The breakup of Google will unleash some innovations as argued by those suggesting it, but it will prevent Google from being the engine of innovation we currently have to “escape” competition by a superior efficiency. Google’s trading partners writ large will be harmed (from Apple to device manufacturers through online advertisers) as well as Google’s consumers. Unleashed innovations might be expected from breakups, but only if the targeted company is neither innovative nor competitive. With billions of dollars spent annually on R&D for innovation, and with hundreds of innovations made reality, the breakup of Google can hardly unleash any sort of innovation from the market, except some rents undeservedly earned by rivals thanks to rent-seeking through strategic lawsuits as we have seen in Europe.

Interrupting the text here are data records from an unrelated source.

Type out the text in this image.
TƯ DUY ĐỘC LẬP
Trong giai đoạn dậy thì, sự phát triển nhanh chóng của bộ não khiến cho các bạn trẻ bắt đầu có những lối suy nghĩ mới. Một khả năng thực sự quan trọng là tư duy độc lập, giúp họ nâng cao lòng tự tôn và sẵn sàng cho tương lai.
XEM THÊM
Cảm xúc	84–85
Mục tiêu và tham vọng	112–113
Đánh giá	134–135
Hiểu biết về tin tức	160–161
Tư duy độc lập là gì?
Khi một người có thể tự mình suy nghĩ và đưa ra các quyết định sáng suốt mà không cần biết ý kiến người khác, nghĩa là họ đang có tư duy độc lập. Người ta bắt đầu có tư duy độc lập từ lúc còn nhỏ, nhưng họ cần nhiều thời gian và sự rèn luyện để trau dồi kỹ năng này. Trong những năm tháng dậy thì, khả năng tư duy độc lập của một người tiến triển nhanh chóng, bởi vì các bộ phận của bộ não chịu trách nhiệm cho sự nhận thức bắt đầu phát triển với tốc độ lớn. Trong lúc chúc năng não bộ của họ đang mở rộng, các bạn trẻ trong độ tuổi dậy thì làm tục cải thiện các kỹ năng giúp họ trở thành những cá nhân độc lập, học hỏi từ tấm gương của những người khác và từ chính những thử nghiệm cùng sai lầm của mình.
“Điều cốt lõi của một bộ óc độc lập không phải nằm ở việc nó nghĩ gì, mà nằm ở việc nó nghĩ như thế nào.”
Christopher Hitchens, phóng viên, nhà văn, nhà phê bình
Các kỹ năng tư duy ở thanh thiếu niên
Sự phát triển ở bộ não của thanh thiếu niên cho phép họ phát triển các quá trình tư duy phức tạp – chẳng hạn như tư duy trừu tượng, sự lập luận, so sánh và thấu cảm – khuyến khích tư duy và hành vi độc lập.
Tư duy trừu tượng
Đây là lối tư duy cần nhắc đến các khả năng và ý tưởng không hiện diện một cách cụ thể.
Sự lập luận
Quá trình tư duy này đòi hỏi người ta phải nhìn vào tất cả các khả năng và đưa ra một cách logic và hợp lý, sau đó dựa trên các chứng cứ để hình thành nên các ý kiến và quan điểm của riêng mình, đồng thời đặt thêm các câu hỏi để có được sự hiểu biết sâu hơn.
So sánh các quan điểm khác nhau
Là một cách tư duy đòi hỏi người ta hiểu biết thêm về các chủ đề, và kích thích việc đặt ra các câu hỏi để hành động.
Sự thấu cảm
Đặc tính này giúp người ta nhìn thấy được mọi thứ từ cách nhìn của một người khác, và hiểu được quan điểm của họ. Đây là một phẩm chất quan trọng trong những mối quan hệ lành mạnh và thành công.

Breakups of companies are provided for by antitrust laws, especially for busting trusts—these inefficient cartels which conspire to harm consumers and stifle innovation. Breakups of companies are extremely unfair for dominant players that earned their success through innovative products, competitive offers, and a long-term vision that discounted short-term benefits in favor of long-term corporate strategy. Breakups may eventually yield much greater costs to consumers and to overall innovation than the expected rivals’ benefits to be generated with short-lived spinoff companies. For sure, breakups of these companies may always generate massive media coverage, popular support—especially when announced two weeks before a historical presidential election. Political tactics force decisions to be rushed out with little gains for consumers or democracy but with great self-inflicted pains imposed on innovation and the quality of regulatory decision-making processes. Searching for sanity in electoral politics may prove as complicated as searching for sanity in modern antitrust enforcement.